Degree Name

Doctor of Philosophy


Department of Psychology


The main purpose of this thesis was to develop a constructivist theoretical understanding of insight, including how people come to it, what the experience is like and what meaning it has for its 'recipients'. In addition, this work aims to reveal something of the nature of the human being capable of insight. The main findings of the predominantly 'cognitive' insight literature reviewed here are that insight involves high levels of abstraction, that both tacit and explicit mental processes are involved, that 'emotion' has a very important role in this, and that there are important social and pragmatic processes within insight.
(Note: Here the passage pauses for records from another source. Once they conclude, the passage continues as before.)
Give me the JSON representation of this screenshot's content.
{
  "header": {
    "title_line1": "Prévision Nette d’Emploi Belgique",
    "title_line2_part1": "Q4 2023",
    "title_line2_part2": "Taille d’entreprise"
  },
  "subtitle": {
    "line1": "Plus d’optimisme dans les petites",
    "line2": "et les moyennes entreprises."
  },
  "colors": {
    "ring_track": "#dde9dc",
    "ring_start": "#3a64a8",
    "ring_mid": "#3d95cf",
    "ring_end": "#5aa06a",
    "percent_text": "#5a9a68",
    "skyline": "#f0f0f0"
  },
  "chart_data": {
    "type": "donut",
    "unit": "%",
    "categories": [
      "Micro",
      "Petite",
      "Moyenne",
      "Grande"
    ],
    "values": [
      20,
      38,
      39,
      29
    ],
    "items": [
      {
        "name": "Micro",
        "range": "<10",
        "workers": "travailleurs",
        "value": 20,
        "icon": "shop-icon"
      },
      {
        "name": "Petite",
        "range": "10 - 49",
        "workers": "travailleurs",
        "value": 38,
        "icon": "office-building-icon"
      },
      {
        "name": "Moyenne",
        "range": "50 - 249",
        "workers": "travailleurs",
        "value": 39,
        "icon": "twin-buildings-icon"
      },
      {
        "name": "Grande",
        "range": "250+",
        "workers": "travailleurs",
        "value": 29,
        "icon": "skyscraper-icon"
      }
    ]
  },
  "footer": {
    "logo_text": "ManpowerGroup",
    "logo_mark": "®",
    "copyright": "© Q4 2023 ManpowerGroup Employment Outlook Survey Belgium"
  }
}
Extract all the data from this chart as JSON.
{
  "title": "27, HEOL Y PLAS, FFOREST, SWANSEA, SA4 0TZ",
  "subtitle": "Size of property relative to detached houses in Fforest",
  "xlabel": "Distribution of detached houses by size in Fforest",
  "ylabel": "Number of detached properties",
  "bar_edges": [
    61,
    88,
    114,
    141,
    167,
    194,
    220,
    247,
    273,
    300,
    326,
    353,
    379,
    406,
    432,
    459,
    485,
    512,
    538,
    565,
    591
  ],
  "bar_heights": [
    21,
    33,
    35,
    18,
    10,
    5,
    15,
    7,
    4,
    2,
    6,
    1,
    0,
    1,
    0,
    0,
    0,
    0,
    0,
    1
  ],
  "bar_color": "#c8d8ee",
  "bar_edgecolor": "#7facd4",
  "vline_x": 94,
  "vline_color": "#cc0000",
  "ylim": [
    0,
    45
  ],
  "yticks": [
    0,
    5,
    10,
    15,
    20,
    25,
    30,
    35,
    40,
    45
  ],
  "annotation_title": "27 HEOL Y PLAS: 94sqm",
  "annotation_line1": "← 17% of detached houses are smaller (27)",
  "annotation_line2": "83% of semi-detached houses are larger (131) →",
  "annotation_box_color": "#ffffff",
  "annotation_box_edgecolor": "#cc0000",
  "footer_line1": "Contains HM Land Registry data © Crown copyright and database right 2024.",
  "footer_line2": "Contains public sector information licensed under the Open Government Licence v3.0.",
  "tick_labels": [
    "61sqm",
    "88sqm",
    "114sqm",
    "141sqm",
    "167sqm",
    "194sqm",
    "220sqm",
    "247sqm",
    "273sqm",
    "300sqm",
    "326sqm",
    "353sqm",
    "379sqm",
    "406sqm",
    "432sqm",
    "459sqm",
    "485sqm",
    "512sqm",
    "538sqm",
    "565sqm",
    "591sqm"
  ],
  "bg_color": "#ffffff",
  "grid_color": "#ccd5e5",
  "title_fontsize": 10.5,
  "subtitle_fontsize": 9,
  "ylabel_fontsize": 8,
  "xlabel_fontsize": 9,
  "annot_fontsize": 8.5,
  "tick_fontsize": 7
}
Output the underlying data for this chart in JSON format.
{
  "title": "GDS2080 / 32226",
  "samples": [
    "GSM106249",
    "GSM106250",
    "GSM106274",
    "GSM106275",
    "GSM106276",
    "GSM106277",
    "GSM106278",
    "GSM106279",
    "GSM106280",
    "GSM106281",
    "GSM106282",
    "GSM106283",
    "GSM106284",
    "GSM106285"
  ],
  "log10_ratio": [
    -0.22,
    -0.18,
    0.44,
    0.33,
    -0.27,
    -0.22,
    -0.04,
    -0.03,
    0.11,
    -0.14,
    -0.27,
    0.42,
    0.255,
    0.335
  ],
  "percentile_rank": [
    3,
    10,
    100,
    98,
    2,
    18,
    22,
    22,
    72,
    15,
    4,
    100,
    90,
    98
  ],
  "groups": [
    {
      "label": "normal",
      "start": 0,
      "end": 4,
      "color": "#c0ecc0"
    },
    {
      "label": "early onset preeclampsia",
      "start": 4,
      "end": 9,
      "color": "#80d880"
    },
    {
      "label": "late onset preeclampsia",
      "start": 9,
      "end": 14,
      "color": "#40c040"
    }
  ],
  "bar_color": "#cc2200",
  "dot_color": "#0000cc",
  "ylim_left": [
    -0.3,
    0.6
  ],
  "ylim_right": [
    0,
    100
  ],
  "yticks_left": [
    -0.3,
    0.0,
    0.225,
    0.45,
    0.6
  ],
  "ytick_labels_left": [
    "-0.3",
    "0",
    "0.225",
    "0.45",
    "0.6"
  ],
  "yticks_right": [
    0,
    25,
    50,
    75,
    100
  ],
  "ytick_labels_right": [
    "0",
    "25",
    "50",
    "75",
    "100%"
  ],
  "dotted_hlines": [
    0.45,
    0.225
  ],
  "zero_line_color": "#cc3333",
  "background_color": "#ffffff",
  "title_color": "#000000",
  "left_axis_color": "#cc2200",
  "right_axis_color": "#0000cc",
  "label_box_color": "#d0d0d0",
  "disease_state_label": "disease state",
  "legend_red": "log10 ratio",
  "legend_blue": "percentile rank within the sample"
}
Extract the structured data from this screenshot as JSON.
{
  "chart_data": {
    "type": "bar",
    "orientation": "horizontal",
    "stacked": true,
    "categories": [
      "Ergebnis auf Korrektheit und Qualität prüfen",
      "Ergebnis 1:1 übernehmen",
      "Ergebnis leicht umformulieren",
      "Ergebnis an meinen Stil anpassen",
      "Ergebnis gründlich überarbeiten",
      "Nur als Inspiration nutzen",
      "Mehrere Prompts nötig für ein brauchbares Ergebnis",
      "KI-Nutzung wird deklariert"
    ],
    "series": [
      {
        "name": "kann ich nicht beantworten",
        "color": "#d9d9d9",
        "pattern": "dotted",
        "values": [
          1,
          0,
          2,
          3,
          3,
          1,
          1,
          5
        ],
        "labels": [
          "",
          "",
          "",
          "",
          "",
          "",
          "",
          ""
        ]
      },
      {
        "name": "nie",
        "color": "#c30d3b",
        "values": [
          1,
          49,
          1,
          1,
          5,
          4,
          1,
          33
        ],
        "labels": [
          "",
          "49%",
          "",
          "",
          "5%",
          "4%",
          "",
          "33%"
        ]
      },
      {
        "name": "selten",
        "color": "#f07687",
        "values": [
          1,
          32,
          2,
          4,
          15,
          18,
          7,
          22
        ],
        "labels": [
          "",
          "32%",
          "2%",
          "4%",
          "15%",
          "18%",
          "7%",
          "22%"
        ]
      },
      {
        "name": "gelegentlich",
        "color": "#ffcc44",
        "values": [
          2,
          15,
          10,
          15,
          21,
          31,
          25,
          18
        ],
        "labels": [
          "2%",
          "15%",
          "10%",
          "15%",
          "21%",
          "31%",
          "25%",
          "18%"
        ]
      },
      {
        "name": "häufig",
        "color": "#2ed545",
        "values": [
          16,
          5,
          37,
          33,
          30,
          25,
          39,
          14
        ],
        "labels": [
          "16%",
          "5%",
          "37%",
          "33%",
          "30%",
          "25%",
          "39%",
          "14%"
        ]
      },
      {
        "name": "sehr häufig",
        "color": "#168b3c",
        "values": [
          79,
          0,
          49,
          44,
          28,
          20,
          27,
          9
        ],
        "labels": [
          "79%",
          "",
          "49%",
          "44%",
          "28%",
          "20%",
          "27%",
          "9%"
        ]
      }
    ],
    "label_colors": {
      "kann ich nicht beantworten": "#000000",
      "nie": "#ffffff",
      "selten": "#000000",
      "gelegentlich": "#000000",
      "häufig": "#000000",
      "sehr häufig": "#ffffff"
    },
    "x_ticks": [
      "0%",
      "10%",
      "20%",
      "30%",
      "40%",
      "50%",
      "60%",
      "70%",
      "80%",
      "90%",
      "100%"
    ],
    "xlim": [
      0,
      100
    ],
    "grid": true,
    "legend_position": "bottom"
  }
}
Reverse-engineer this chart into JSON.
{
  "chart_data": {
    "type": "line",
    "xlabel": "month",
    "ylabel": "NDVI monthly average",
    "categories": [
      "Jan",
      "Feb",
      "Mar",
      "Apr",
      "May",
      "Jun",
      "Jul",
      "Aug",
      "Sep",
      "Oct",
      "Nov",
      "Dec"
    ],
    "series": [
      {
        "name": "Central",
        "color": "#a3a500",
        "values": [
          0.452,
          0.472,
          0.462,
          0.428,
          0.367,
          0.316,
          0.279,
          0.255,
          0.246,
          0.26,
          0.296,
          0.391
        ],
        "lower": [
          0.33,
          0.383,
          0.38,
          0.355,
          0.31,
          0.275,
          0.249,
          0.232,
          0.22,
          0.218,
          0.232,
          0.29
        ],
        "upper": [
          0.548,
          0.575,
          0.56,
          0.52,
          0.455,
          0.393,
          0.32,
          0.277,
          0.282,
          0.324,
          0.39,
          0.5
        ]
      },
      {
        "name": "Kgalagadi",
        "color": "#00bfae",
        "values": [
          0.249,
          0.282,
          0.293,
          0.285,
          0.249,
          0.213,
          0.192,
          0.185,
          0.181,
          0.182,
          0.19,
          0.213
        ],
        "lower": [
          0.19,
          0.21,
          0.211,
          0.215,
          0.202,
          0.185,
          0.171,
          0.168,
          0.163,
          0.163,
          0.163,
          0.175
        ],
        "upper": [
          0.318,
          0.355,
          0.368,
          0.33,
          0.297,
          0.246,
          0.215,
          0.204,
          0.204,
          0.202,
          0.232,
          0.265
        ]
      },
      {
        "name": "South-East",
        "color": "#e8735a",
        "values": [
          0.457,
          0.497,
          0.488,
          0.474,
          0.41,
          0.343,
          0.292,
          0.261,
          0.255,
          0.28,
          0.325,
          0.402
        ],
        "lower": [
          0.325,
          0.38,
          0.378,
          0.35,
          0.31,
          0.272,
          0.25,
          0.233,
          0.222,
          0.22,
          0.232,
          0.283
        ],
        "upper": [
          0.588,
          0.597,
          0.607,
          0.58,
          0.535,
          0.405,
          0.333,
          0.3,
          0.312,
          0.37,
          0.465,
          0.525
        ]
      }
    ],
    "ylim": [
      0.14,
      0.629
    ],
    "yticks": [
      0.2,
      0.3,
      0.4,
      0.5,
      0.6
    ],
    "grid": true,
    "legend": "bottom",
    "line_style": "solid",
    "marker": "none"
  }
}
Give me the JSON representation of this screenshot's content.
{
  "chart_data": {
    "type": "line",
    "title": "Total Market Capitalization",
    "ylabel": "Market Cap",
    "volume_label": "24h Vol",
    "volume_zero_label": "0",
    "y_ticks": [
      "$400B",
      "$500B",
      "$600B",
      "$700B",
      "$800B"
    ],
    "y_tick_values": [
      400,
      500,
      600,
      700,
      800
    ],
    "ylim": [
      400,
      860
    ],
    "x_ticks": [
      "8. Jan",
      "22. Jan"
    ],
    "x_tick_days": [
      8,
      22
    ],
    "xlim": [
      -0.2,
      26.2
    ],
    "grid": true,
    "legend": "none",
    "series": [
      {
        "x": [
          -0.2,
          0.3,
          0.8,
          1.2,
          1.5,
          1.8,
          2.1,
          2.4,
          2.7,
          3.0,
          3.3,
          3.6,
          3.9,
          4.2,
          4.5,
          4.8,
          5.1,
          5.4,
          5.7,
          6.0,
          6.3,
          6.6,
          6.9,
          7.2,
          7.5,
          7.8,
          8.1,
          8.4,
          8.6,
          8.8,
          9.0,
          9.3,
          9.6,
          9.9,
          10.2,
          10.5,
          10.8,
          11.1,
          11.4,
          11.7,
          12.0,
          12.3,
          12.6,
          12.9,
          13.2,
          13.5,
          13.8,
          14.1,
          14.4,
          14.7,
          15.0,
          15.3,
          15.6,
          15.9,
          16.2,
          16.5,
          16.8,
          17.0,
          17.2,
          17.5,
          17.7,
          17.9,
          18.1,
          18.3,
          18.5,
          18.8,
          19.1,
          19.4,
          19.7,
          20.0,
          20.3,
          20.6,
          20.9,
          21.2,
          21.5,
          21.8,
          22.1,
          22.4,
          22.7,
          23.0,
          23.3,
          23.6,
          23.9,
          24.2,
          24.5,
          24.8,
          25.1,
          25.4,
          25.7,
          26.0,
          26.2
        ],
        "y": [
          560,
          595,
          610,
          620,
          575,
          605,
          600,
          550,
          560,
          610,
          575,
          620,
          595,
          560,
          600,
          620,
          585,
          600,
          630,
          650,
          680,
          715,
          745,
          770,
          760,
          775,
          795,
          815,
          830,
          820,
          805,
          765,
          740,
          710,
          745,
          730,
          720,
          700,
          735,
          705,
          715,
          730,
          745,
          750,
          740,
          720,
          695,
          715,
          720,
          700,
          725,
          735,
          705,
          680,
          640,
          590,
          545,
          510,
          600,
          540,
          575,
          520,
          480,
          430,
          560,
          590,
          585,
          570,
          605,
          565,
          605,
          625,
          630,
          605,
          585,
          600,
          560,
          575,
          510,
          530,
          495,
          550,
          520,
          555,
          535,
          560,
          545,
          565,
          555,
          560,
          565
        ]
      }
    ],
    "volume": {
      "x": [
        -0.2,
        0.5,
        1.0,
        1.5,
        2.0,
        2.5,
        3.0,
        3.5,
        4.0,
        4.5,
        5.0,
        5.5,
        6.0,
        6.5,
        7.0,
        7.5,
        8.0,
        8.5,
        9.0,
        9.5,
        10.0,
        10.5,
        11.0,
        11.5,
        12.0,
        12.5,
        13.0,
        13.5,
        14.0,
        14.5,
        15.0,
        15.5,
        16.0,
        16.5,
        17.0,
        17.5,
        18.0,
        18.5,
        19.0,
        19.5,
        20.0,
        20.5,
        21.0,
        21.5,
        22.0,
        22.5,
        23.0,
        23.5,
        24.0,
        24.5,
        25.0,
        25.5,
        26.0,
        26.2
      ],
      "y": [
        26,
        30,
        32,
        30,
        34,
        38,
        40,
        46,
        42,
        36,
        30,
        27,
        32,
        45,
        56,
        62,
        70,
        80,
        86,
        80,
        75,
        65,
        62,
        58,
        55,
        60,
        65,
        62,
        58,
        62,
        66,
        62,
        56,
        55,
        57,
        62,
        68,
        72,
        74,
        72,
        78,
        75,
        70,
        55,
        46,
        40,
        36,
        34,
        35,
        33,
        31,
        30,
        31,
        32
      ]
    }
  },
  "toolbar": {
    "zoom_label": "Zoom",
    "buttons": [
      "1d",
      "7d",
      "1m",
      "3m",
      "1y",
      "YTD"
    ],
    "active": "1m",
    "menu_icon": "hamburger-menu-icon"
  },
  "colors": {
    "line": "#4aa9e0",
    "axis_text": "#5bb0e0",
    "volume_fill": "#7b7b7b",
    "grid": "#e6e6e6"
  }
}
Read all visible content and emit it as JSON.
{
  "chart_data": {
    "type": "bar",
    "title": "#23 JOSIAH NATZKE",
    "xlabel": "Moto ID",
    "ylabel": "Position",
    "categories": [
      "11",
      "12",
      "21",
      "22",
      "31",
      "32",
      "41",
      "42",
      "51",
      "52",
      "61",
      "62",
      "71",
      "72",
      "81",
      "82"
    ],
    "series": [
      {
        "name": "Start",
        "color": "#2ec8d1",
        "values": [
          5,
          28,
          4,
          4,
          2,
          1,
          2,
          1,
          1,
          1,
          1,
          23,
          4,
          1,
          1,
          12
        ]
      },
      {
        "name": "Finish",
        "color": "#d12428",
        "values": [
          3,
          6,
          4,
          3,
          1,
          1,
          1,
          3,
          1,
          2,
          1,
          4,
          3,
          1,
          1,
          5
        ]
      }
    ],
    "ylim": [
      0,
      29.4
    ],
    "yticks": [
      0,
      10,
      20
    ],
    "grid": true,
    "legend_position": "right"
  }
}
It is argued that within this literature there is a trend towards constructivism. Accordingly, Personal Construct Psychology (PCP) is shown to most fruitfully integrate these findings, providing a coherent and comprehensive account of insight and of the proactive, anticipatory person capable of it. It is argued that Kelly's Creativity Cycle, involving skilled alternations between loose and tight construing, is central in understanding insight. Related to loose and tight construing, a unifying theme is Suzanne Langer's distinction between presentational and representational thought. The PCP account is elaborated and placed within the broader view of mind (including its emotional, 'unconscious', enactive, embodied and metaphorical nature) which, arguably, PCP was in the forefront of developing. It was concluded that essential to insight is a 'third mode' of construing, a type of 'meditative thinking' which does not head directly to insight, but which waits patiently and nonselfconsciously upon it. This playful, exploratory and receptive attitude reveals something of the affective and relational nature of mind and person. The joy of insight is characterised as a 'return' to one's anticipatory 'fit' with one's world, perhaps with one's cosmos. A study involving semi-structured interviews with seven successful Australian fiction writers about their insights augmented the theoretical discussion and provided strong support for the theoretical understanding presented. Implications for future research into both insight and PCP are explored. It is concluded that our potential for insight is a restorative, an antidote to both the sterility of objectivism and to the despair of relativism. Insight, it is proposed, reunites us with the world we seek to understand, a world which includes yet always transcends us.